あの雨の日、きみの想いに涙した。





自分自身でも変わってきてると実感しているけど、竹田に言われたのは初めてで……いつも一緒にいるからこそ、竹田がこうして言葉にしてくれたことに涙が出そうになった。


「冴木は今までしてきたことを後悔してんの?」


通常と変わらない竹田だけど口から出る言葉は真剣だった。俺はその言葉にコクリと頷いた。

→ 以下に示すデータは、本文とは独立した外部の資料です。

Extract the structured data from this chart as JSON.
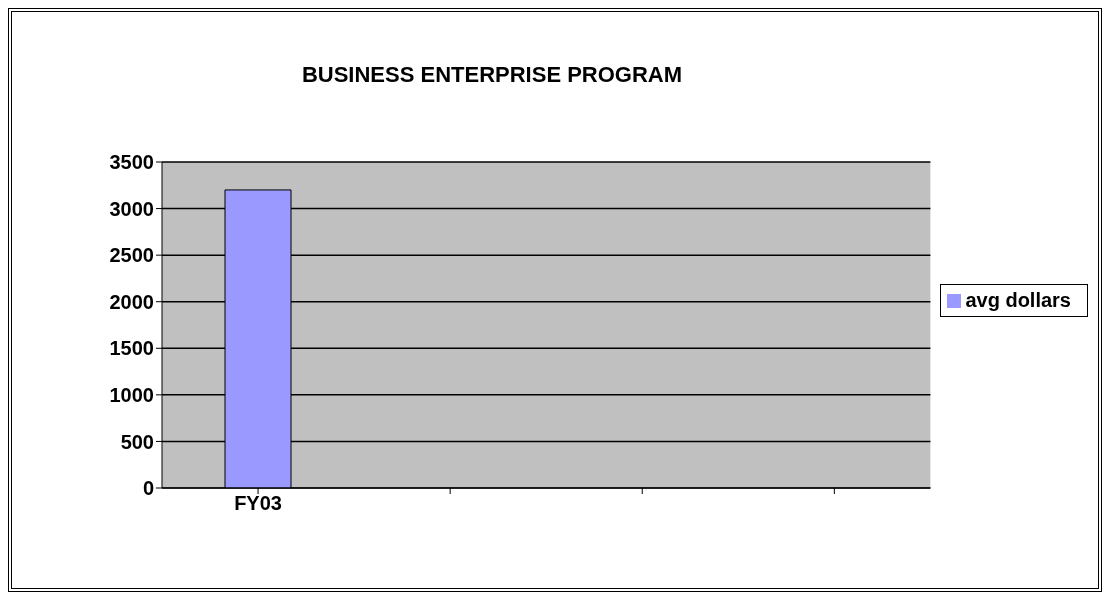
{
  "chart_data": {
    "type": "bar",
    "title": "BUSINESS ENTERPRISE PROGRAM",
    "categories": [
      "FY03",
      null,
      null,
      null
    ],
    "series": [
      {
        "name": "avg dollars",
        "color": "#9999ff",
        "values": [
          3200,
          null,
          null,
          null
        ]
      }
    ],
    "ylim": [
      0,
      3500
    ],
    "yticks": [
      0,
      500,
      1000,
      1500,
      2000,
      2500,
      3000,
      3500
    ],
    "grid": "y",
    "legend": "right"
  }
}
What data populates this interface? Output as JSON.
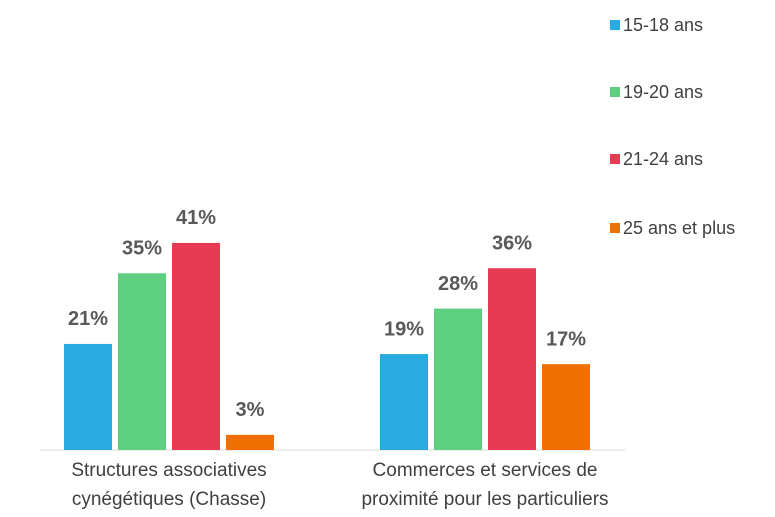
{
  "chart_data": {
    "type": "bar",
    "categories": [
      "Structures associatives cynégétiques (Chasse)",
      "Commerces et services de proximité pour les particuliers"
    ],
    "series": [
      {
        "name": "15-18 ans",
        "color": "#29abe2",
        "values": [
          21,
          19
        ],
        "value_labels": [
          "21%",
          "19%"
        ]
      },
      {
        "name": "19-20 ans",
        "color": "#5ecf7e",
        "values": [
          35,
          28
        ],
        "value_labels": [
          "35%",
          "28%"
        ]
      },
      {
        "name": "21-24 ans",
        "color": "#e83a52",
        "values": [
          41,
          36
        ],
        "value_labels": [
          "41%",
          "36%"
        ]
      },
      {
        "name": "25 ans et plus",
        "color": "#ef7000",
        "values": [
          3,
          17
        ],
        "value_labels": [
          "3%",
          "17%"
        ]
      }
    ],
    "legend": "right"
  }
}
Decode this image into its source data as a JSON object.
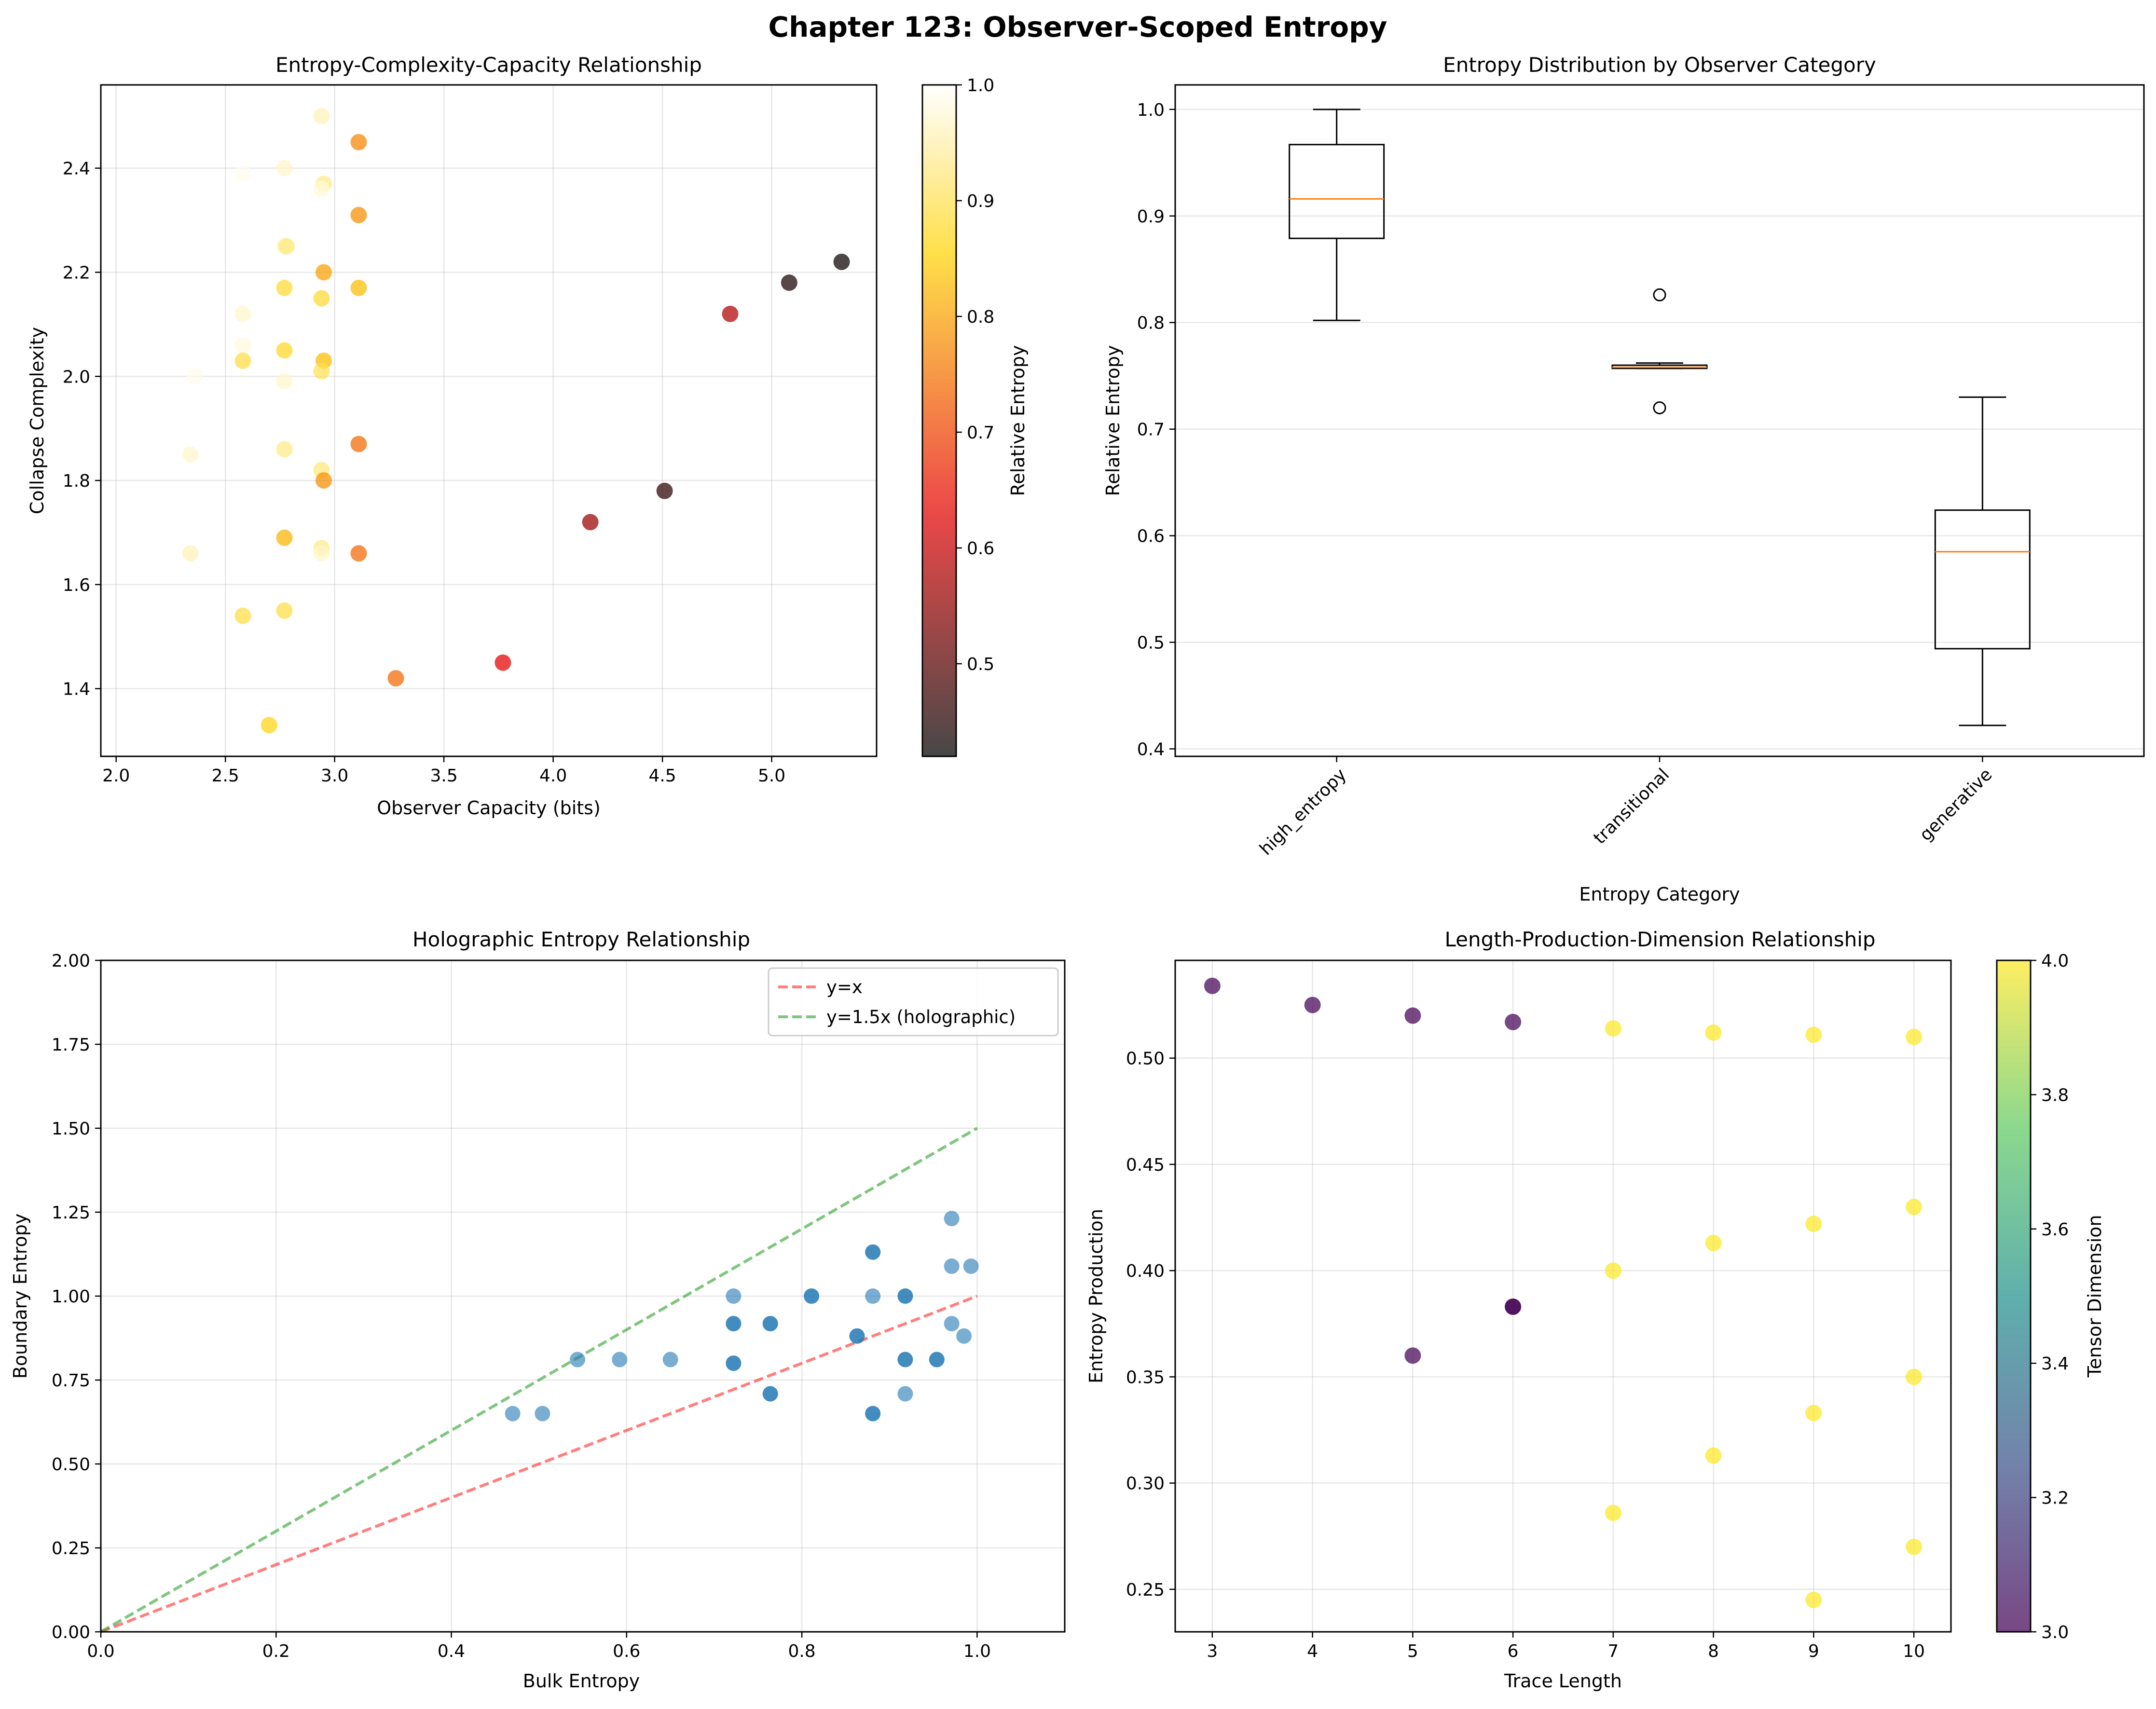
{
  "figure": {
    "title": "Chapter 123: Observer-Scoped Entropy"
  },
  "colors": {
    "grid": "#b0b0b0",
    "red_line": "#ff0000",
    "green_line": "#2ca02c",
    "blue_points": "#1f77b4",
    "median": "#ff7f0e"
  },
  "chart_data": [
    {
      "id": "p1",
      "type": "scatter",
      "title": "Entropy-Complexity-Capacity Relationship",
      "xlabel": "Observer Capacity (bits)",
      "ylabel": "Collapse Complexity",
      "xlim": [
        1.93,
        5.48
      ],
      "ylim": [
        1.27,
        2.56
      ],
      "xticks": [
        "2.0",
        "2.5",
        "3.0",
        "3.5",
        "4.0",
        "4.5",
        "5.0"
      ],
      "xtick_values": [
        2.0,
        2.5,
        3.0,
        3.5,
        4.0,
        4.5,
        5.0
      ],
      "yticks": [
        "1.4",
        "1.6",
        "1.8",
        "2.0",
        "2.2",
        "2.4"
      ],
      "ytick_values": [
        1.4,
        1.6,
        1.8,
        2.0,
        2.2,
        2.4
      ],
      "colorbar": {
        "label": "Relative Entropy",
        "range": [
          0.42,
          1.0
        ],
        "ticks": [
          "0.5",
          "0.6",
          "0.7",
          "0.8",
          "0.9",
          "1.0"
        ],
        "tick_values": [
          0.5,
          0.6,
          0.7,
          0.8,
          0.9,
          1.0
        ]
      },
      "points": [
        [
          2.94,
          2.5,
          0.96
        ],
        [
          3.11,
          2.45,
          0.77
        ],
        [
          2.58,
          2.39,
          0.99
        ],
        [
          2.77,
          2.4,
          0.97
        ],
        [
          2.95,
          2.37,
          0.93
        ],
        [
          2.94,
          2.36,
          0.98
        ],
        [
          3.11,
          2.31,
          0.78
        ],
        [
          2.77,
          2.25,
          0.97
        ],
        [
          2.78,
          2.25,
          0.92
        ],
        [
          5.32,
          2.22,
          0.43
        ],
        [
          2.95,
          2.2,
          0.8
        ],
        [
          5.08,
          2.18,
          0.44
        ],
        [
          2.77,
          2.17,
          0.88
        ],
        [
          3.11,
          2.17,
          0.83
        ],
        [
          2.94,
          2.15,
          0.88
        ],
        [
          2.58,
          2.12,
          0.97
        ],
        [
          4.81,
          2.12,
          0.58
        ],
        [
          2.58,
          2.06,
          0.98
        ],
        [
          2.77,
          2.05,
          0.87
        ],
        [
          2.58,
          2.03,
          0.89
        ],
        [
          2.95,
          2.03,
          0.83
        ],
        [
          2.94,
          2.01,
          0.9
        ],
        [
          2.36,
          2.0,
          0.99
        ],
        [
          2.77,
          1.99,
          0.97
        ],
        [
          2.34,
          1.85,
          0.97
        ],
        [
          2.77,
          1.86,
          0.93
        ],
        [
          3.11,
          1.87,
          0.74
        ],
        [
          2.94,
          1.82,
          0.92
        ],
        [
          2.95,
          1.8,
          0.78
        ],
        [
          4.51,
          1.78,
          0.46
        ],
        [
          4.17,
          1.72,
          0.56
        ],
        [
          2.77,
          1.69,
          0.82
        ],
        [
          2.94,
          1.67,
          0.93
        ],
        [
          2.34,
          1.66,
          0.96
        ],
        [
          3.11,
          1.66,
          0.74
        ],
        [
          2.94,
          1.66,
          0.97
        ],
        [
          2.58,
          1.54,
          0.89
        ],
        [
          2.77,
          1.55,
          0.89
        ],
        [
          3.77,
          1.45,
          0.63
        ],
        [
          3.28,
          1.42,
          0.74
        ],
        [
          2.7,
          1.33,
          0.86
        ]
      ]
    },
    {
      "id": "p2",
      "type": "box",
      "title": "Entropy Distribution by Observer Category",
      "xlabel": "Entropy Category",
      "ylabel": "Relative Entropy",
      "ylim": [
        0.393,
        1.023
      ],
      "yticks": [
        "0.4",
        "0.5",
        "0.6",
        "0.7",
        "0.8",
        "0.9",
        "1.0"
      ],
      "ytick_values": [
        0.4,
        0.5,
        0.6,
        0.7,
        0.8,
        0.9,
        1.0
      ],
      "categories": [
        "high_entropy",
        "transitional",
        "generative"
      ],
      "boxes": [
        {
          "whislo": 0.802,
          "q1": 0.879,
          "med": 0.916,
          "q3": 0.967,
          "whishi": 1.0,
          "fliers": []
        },
        {
          "whislo": 0.757,
          "q1": 0.757,
          "med": 0.758,
          "q3": 0.76,
          "whishi": 0.762,
          "fliers": [
            0.826,
            0.72
          ]
        },
        {
          "whislo": 0.422,
          "q1": 0.494,
          "med": 0.585,
          "q3": 0.624,
          "whishi": 0.73,
          "fliers": []
        }
      ]
    },
    {
      "id": "p3",
      "type": "scatter",
      "title": "Holographic Entropy Relationship",
      "xlabel": "Bulk Entropy",
      "ylabel": "Boundary Entropy",
      "xlim": [
        0,
        1.1
      ],
      "ylim": [
        0,
        2.0
      ],
      "xticks": [
        "0.0",
        "0.2",
        "0.4",
        "0.6",
        "0.8",
        "1.0"
      ],
      "xtick_values": [
        0.0,
        0.2,
        0.4,
        0.6,
        0.8,
        1.0
      ],
      "yticks": [
        "0.00",
        "0.25",
        "0.50",
        "0.75",
        "1.00",
        "1.25",
        "1.50",
        "1.75",
        "2.00"
      ],
      "ytick_values": [
        0.0,
        0.25,
        0.5,
        0.75,
        1.0,
        1.25,
        1.5,
        1.75,
        2.0
      ],
      "legend": [
        "y=x",
        "y=1.5x (holographic)"
      ],
      "lines": [
        {
          "name": "y=x",
          "slope": 1.0
        },
        {
          "name": "y=1.5x (holographic)",
          "slope": 1.5
        }
      ],
      "points": [
        [
          0.47,
          0.65
        ],
        [
          0.504,
          0.65
        ],
        [
          0.544,
          0.811
        ],
        [
          0.592,
          0.811
        ],
        [
          0.65,
          0.811
        ],
        [
          0.722,
          1.0
        ],
        [
          0.722,
          0.918
        ],
        [
          0.722,
          0.918
        ],
        [
          0.722,
          0.8
        ],
        [
          0.722,
          0.8
        ],
        [
          0.764,
          0.918
        ],
        [
          0.764,
          0.918
        ],
        [
          0.764,
          0.709
        ],
        [
          0.764,
          0.709
        ],
        [
          0.811,
          1.0
        ],
        [
          0.811,
          1.0
        ],
        [
          0.863,
          0.881
        ],
        [
          0.863,
          0.881
        ],
        [
          0.881,
          1.131
        ],
        [
          0.881,
          1.131
        ],
        [
          0.881,
          1.0
        ],
        [
          0.881,
          0.65
        ],
        [
          0.881,
          0.65
        ],
        [
          0.918,
          1.0
        ],
        [
          0.918,
          1.0
        ],
        [
          0.918,
          0.811
        ],
        [
          0.918,
          0.811
        ],
        [
          0.918,
          0.709
        ],
        [
          0.954,
          0.811
        ],
        [
          0.954,
          0.811
        ],
        [
          0.971,
          1.231
        ],
        [
          0.971,
          1.089
        ],
        [
          0.971,
          0.918
        ],
        [
          0.985,
          0.881
        ],
        [
          0.993,
          1.089
        ]
      ]
    },
    {
      "id": "p4",
      "type": "scatter",
      "title": "Length-Production-Dimension Relationship",
      "xlabel": "Trace Length",
      "ylabel": "Entropy Production",
      "xlim": [
        2.63,
        10.37
      ],
      "ylim": [
        0.23,
        0.546
      ],
      "xticks": [
        "3",
        "4",
        "5",
        "6",
        "7",
        "8",
        "9",
        "10"
      ],
      "xtick_values": [
        3,
        4,
        5,
        6,
        7,
        8,
        9,
        10
      ],
      "yticks": [
        "0.25",
        "0.30",
        "0.35",
        "0.40",
        "0.45",
        "0.50"
      ],
      "ytick_values": [
        0.25,
        0.3,
        0.35,
        0.4,
        0.45,
        0.5
      ],
      "colorbar": {
        "label": "Tensor Dimension",
        "range": [
          3.0,
          4.0
        ],
        "ticks": [
          "3.0",
          "3.2",
          "3.4",
          "3.6",
          "3.8",
          "4.0"
        ],
        "tick_values": [
          3.0,
          3.2,
          3.4,
          3.6,
          3.8,
          4.0
        ]
      },
      "points": [
        [
          3,
          0.534,
          3
        ],
        [
          4,
          0.525,
          3
        ],
        [
          5,
          0.52,
          3
        ],
        [
          6,
          0.517,
          3
        ],
        [
          5,
          0.36,
          3
        ],
        [
          6,
          0.383,
          3
        ],
        [
          6,
          0.383,
          3
        ],
        [
          7,
          0.514,
          4
        ],
        [
          8,
          0.512,
          4
        ],
        [
          9,
          0.511,
          4
        ],
        [
          10,
          0.51,
          4
        ],
        [
          7,
          0.4,
          4
        ],
        [
          8,
          0.413,
          4
        ],
        [
          9,
          0.422,
          4
        ],
        [
          10,
          0.43,
          4
        ],
        [
          7,
          0.286,
          4
        ],
        [
          8,
          0.313,
          4
        ],
        [
          9,
          0.333,
          4
        ],
        [
          10,
          0.35,
          4
        ],
        [
          9,
          0.245,
          4
        ],
        [
          10,
          0.27,
          4
        ]
      ]
    }
  ]
}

「それでいいじゃん。自分のやってきたことに気づかないヤツより、気づけたお前はやっぱり変われたんだと思うよ」

「………」

「最低だった自分を後悔してるならこれから最低なことをしないお前でいろよ。そしたら俺は冴木と一生友達でいられるから」


竹田はニコリと笑ってまだ手つかずのパンを俺に手渡した。無言でそれを受け取ってひと口食べると、甘いパンのはずなのに少しだけしょっぱく感じた。


俺は何度竹田の言葉に救われたかわからない。

たしかに俺は今まで全てのことに無関心だった。だれかが笑っても、だれかが怒っても、だれかが泣いても、だれかを傷つけても、なにも感じることができなかった。 


したほうは覚えていなくても、されたほうは一生覚えているもの。

そんなことは俺は嫌というほど知っていたのに。見えない傷が一番痛いということも一番知っていたのに。


だけど、またここで落ちこんで心を閉ざしたら俺はきっと今まで以上に大切なものを失うと思う。

過去にしてきたことはどうにもできないけど、竹田の言うとおり最低だった自分を後悔してるなら、これからは最低なことをしない俺でいる。

それが今の俺にできる最大のことだと思うから。